Cuestión de número

Una injustificable demora para la entrada en vigencia de disposiciones efectivamente sancionadas.

17 Junio 2003
Una reciente nota de LA GACETA aplica la lupa sobre cierta anomalía detectada en la Administración Provincial, y que ostenta al parecer una tradición curiosamente larga. Se trata de la numeración de las leyes. Es sabido que para que una norma -sea ley o decreto- quede incorporada al registro oficial, debe contar imprescindiblemente con un número de orden.
La cuestión podría sonar a nimia pero sin duda no lo es. En efecto, mientras no tenga adosado dicho número, la ley o el decreto permanece en una suerte de limbo: la extraña condición de un instrumento que ha sido firmado pero que no consta en ninguna parte. De manera que no puede publicarse en el Boletín Oficial, y por lo tanto no adquiere efectiva vigencia legal.De acuerdo con lo que consigna nuestra nota, hay veces que la ausencia de numeración se ha prolongado durante años.
Ejemplificamos con la ley que declara de interés provincial la actividad porcina y caprina. La referida norma fue sancionada en 1993 y promulgada automáticamente a los diez días, ya que el Ejecutivo no ejerció su facultad de vetarla. Hubiera sido lógico suponer que, en el mismo momento en que se produjo aquella promulgación, se le colocara el número pertinente y pasase al Boletín Oficial. Pero, por la razón que fuera, dicho trámite no se observó, con lo que la norma, a pesar de estar sancionada y promulgada, no ha podido publicarse y por lo tanto no se halla vigente.
Otro ejemplo sería el de la ley modificatoria del régimen de promoción turística, que debió esperar -insólitamente- un año hasta que se le adjudicó numeración.
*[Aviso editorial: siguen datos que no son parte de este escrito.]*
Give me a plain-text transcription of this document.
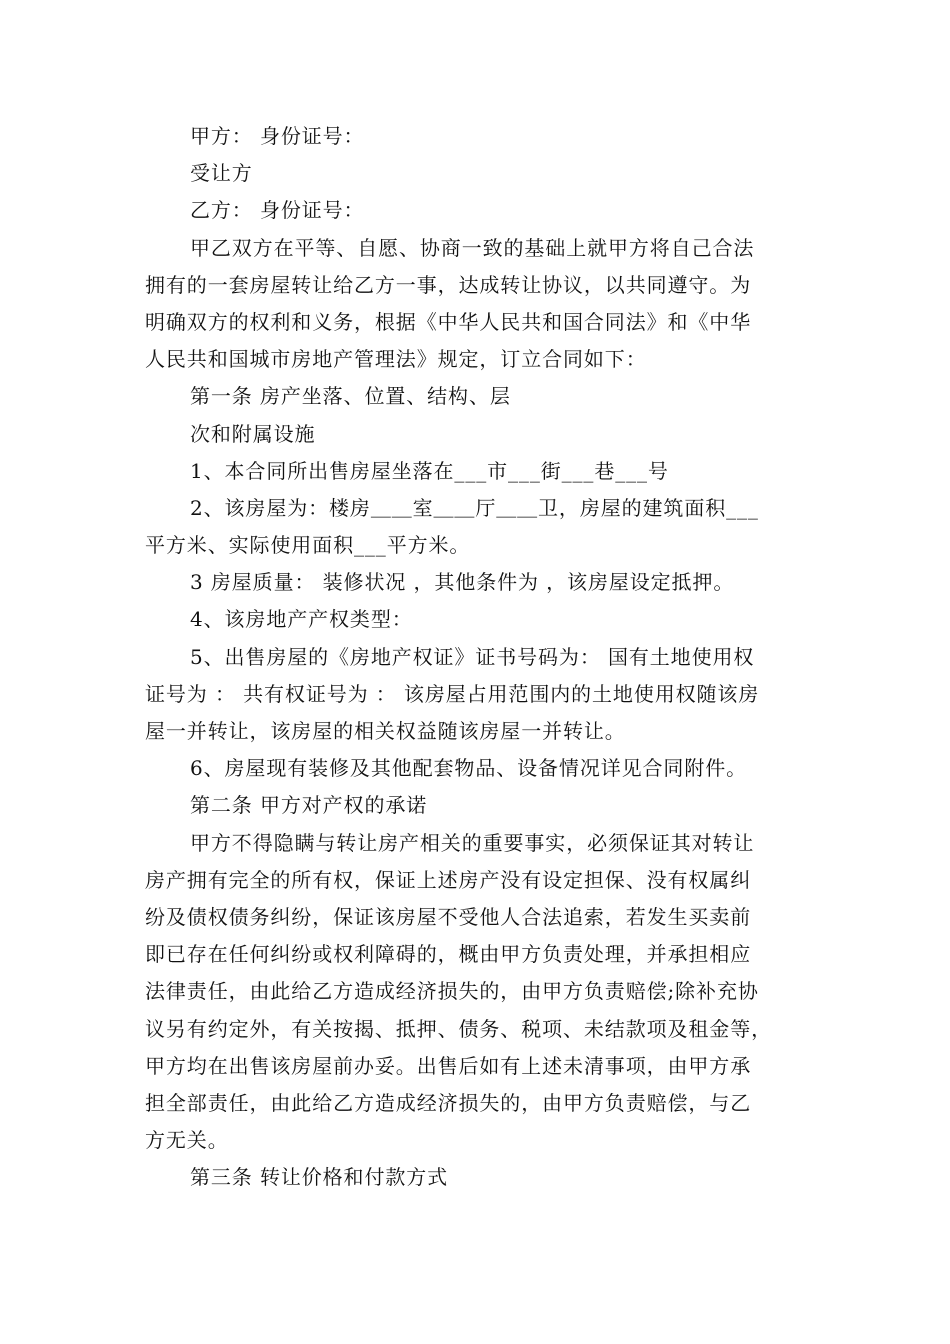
甲方： 身份证号：
受让方
乙方： 身份证号：
甲乙双方在平等、自愿、协商一致的基础上就甲方将自己合法
拥有的一套房屋转让给乙方一事，达成转让协议，以共同遵守。为
明确双方的权利和义务，根据《中华人民共和国合同法》和《中华
人民共和国城市房地产管理法》规定，订立合同如下：
第一条 房产坐落、位置、结构、层
次和附属设施
1、本合同所出售房屋坐落在___市___街___巷___号
2、该房屋为：楼房＿＿室＿＿厅＿＿卫，房屋的建筑面积___
平方米、实际使用面积___平方米。
3 房屋质量： 装修状况 ，其他条件为 ，该房屋设定抵押。
4、该房地产产权类型：
5、出售房屋的《房地产权证》证书号码为： 国有土地使用权
证号为 ： 共有权证号为 ： 该房屋占用范围内的土地使用权随该房
屋一并转让，该房屋的相关权益随该房屋一并转让。
6、房屋现有装修及其他配套物品、设备情况详见合同附件。
第二条 甲方对产权的承诺
甲方不得隐瞒与转让房产相关的重要事实，必须保证其对转让
房产拥有完全的所有权，保证上述房产没有设定担保、没有权属纠
纷及债权债务纠纷，保证该房屋不受他人合法追索，若发生买卖前
即已存在任何纠纷或权利障碍的，概由甲方负责处理，并承担相应
法律责任，由此给乙方造成经济损失的，由甲方负责赔偿;除补充协
议另有约定外，有关按揭、抵押、债务、税项、未结款项及租金等，
甲方均在出售该房屋前办妥。出售后如有上述未清事项，由甲方承
担全部责任，由此给乙方造成经济损失的，由甲方负责赔偿，与乙
方无关。
第三条 转让价格和付款方式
El testimonio de un legislador apunta que hubo ocasiones, en los últimos gobiernos, en que la falta de numeración se empleó como sustituto del veto, a criterio del Ejecutivo. Esto llevó a la Legislatura a disponer que el Registro de Leyes pasara a depender del Poder Legislativo y no del Ejecutivo; pero la disposición fue luego derogada, con el argumento de que es este último poder el encargado de aplicar lo que sanciona el otro.
Quienes tienen alguna familiaridad con los trámites administrativos saben que, en el caso de los decretos, el tema de la numeración puede servir para antidatarlos cuando así resulte conveniente por alguna razón. Es decir que, en síntesis, la numeración funciona de una manera arbitraria, que abre camino, en el mejor de los casos, a una injustificable demora para la entrada en vigencia de disposiciones efectivamente sancionadas. Y en el peor de los casos, puede utilizarse para encubrir irregularidades de diversa índole, que de ningún modo debieran tener esta puerta abierta.
Así las cosas, parece necesario que en este particular aspecto se adopten las disposiciones tendientes a normar un asunto que, como vemos, está fuertemente ligado a la puesta en marcha efectiva de las normas que sanciona el Estado. Es decir, debiera quedar establecido que la numeración ha de ser instantánea, y que cualquier demora en ese sentido generará grave responsabilidad en el funcionario que esté a cargo del trámite.
No puede admitirse que una cuestión de mera forma como es la del número, tenga un poder tan grande como para detener la aplicación de las disposiciones del poder público. Ningún argumento burocrático puede utilizarse para defender una desviación como esa. Lo que corresponde, repetimos, es adoptar las inmediatas providencias para que desaparezca tan dañosa peculiaridad administrativa, que perturba la marcha normal de la administración. Concretar una medida como la que sugerimos, significaría otorgar el imprescindible marco de regularidad a un rubro que sin duda así lo requiere.